Origine come LiberaEdit

Nella religione romana antica, Libera era l’equivalente femminile di Liber (‘il libero’). In origine era una dea italica; in un certo periodo durante l’era regale o primissima repubblicana di Roma, fu abbinata a Liber, noto anche come Liber Pater (‘il padre libero’), dio romano del vino, della fertilità maschile e custode delle libertà plebee. Entra nella storia romana come parte di un culto triadico insieme a Cerere e Liber, in un tempio istituito sul colle Aventino intorno al 493 a.C. La posizione e il contesto di questo culto precoce segnano la sua associazione con i cittadini-plebei di Roma; potrebbe essere stata offerta il culto il 17 marzo come parte della festa di Liber, Liberalia, o in qualche momento durante i sette giorni di Cerealia (metà – fine aprile); in quest’ultima festa, sarebbe stata subordinata a Cerere. Altrimenti, la sua relazione con i suoi partner di culto Aventino è incerta; non ha una mitologia nativa conosciuta.
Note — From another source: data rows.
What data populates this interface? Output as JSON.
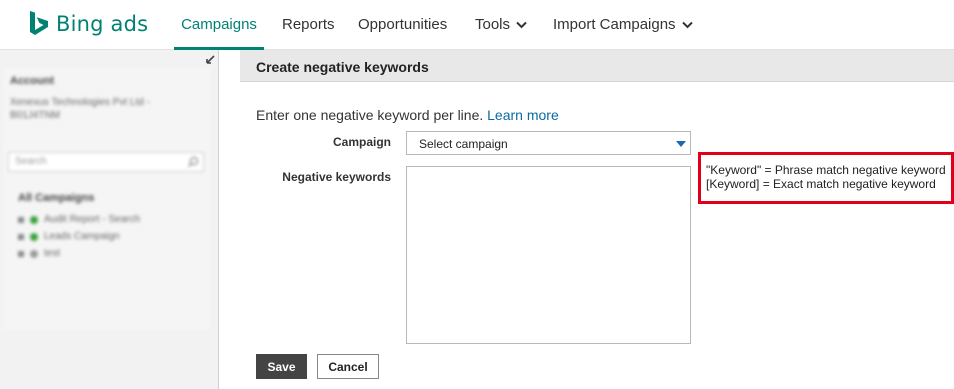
{
  "brand": {
    "name": "Bing ads",
    "color": "#008272"
  },
  "nav": {
    "items": [
      {
        "label": "Campaigns",
        "active": true
      },
      {
        "label": "Reports"
      },
      {
        "label": "Opportunities"
      },
      {
        "label": "Tools",
        "dropdown": true
      },
      {
        "label": "Import Campaigns",
        "dropdown": true
      }
    ]
  },
  "sidebar": {
    "account_label": "Account",
    "account_name": "Xenexus Technologies Pvt Ltd - B01J4TNM",
    "search_placeholder": "Search",
    "all_campaigns_label": "All Campaigns",
    "campaigns": [
      {
        "label": "Audit Report - Search",
        "status_color": "#3aa13a"
      },
      {
        "label": "Leads Campaign",
        "status_color": "#3aa13a"
      },
      {
        "label": "test",
        "status_color": "#999999"
      }
    ],
    "icons": {
      "collapse": "collapse-arrow-icon",
      "search": "search-icon"
    }
  },
  "main": {
    "title": "Create negative keywords",
    "instruction": "Enter one negative keyword per line.",
    "learn_more": "Learn more",
    "campaign_label": "Campaign",
    "campaign_select_value": "Select campaign",
    "negative_keywords_label": "Negative keywords",
    "negative_keywords_value": "",
    "hint_lines": [
      "\"Keyword\" = Phrase match negative keyword",
      "[Keyword] = Exact match negative keyword"
    ],
    "hint_border_color": "#e0001b",
    "save_label": "Save",
    "cancel_label": "Cancel"
  }
}
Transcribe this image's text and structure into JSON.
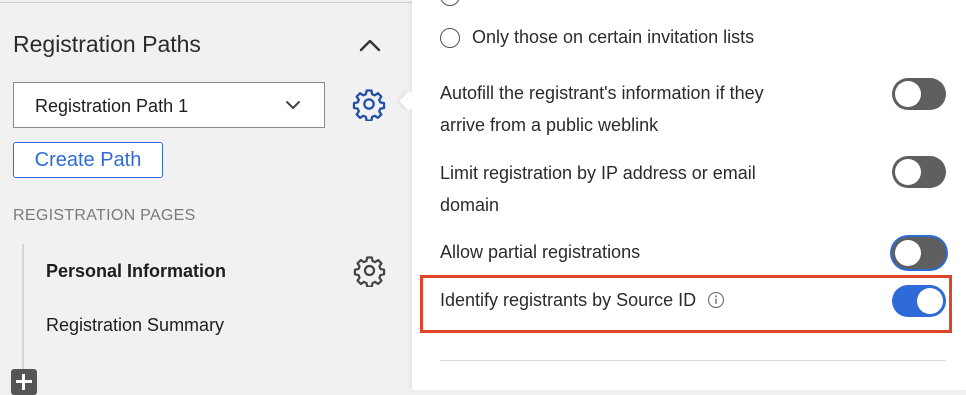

Libera fu ufficialmente identificata con Proserpina nel 205 a.C., quando acquisì una forma romanizzata dei riti misteriosi greci e della loro mitologia. Nel tardo periodo repubblicano, Cicerone descrisse Liber e Libera come figli di Cerere. Più o meno nello stesso periodo, forse nel contesto del dramma popolare o religioso, Hyginus la equiparò con Arianna greca, come sposa all’equivalente greco di Liber, Dioniso. Le forme più antiche e più recenti del suo culto e dei suoi riti, e le loro diverse associazioni, persistettero fino alla fine dell’era imperiale. Sant’Agostino (AD 354 – 430) ha osservato che Libera si occupa di fertilità femminile, come Liber è con la fertilità maschile.

CultEdit

Proserpina fu introdotta ufficialmente a Roma intorno al 205 a.C., insieme al ritus graecia cereris (una forma greca di culto dedicata a sua madre Cerere), come parte del reclutamento religioso generale di divinità come alleati contro Cartagine, verso la fine della seconda guerra punica. Il culto ebbe origine nell’Italia meridionale (parte della Magna Grecia) ed era probabilmente basato sulla Tesmoforia greca per sole donne, un culto misterioso per Demetra e Persefone come “Madre e fanciulla”. Arrivò insieme alle sue sacerdotesse greche, alle quali fu concessa la cittadinanza romana per poter pregare gli dei “con una conoscenza straniera ed esterna, ma con un’intenzione domestica e civile”. Il nuovo culto fu installato nel già antico Tempio di Cerere, Liber e Libera, patroni della plebe dell’Aventino di Roma; dalla fine del iii secolo a.C., il tempio di Demetra ad Enna, in Sicilia, fu riconosciuto come il più antico e autorevole centro di culto di Cerere, e Libera fu riconosciuta come Proserpina, equivalente romana alla figlia di Demetra, Persefone. Il loro culto congiunto ricorda la ricerca di Demetra per Persefone, dopo lo stupro e il rapimento di quest’ultimo negli inferi da Ade (o Plutone). All’Aventino, il nuovo culto prese il suo posto accanto al vecchio. Non faceva alcun riferimento a Liber, il cui culto aperto e misto di genere continuava a svolgere un ruolo centrale nella cultura plebea, come patrono e protettore dei diritti, delle libertà e dei valori plebei. Gli iniziati e le sacerdotesse esclusivamente femminili dei nuovi misteri “in stile greco” di Cerere e Proserpina dovevano sostenere la tradizionale gerarchia sociale e la morale tradizionale di Roma dominata dai patrizi. Le ragazze non sposate dovrebbero emulare la castità di Proserpina, la fanciulla; le donne sposate dovrebbero cercare di emulare Cerere, la Madre devota e feconda. I loro riti avevano lo scopo di garantire un buon raccolto e aumentare la fertilità di coloro che partecipavano ai misteri.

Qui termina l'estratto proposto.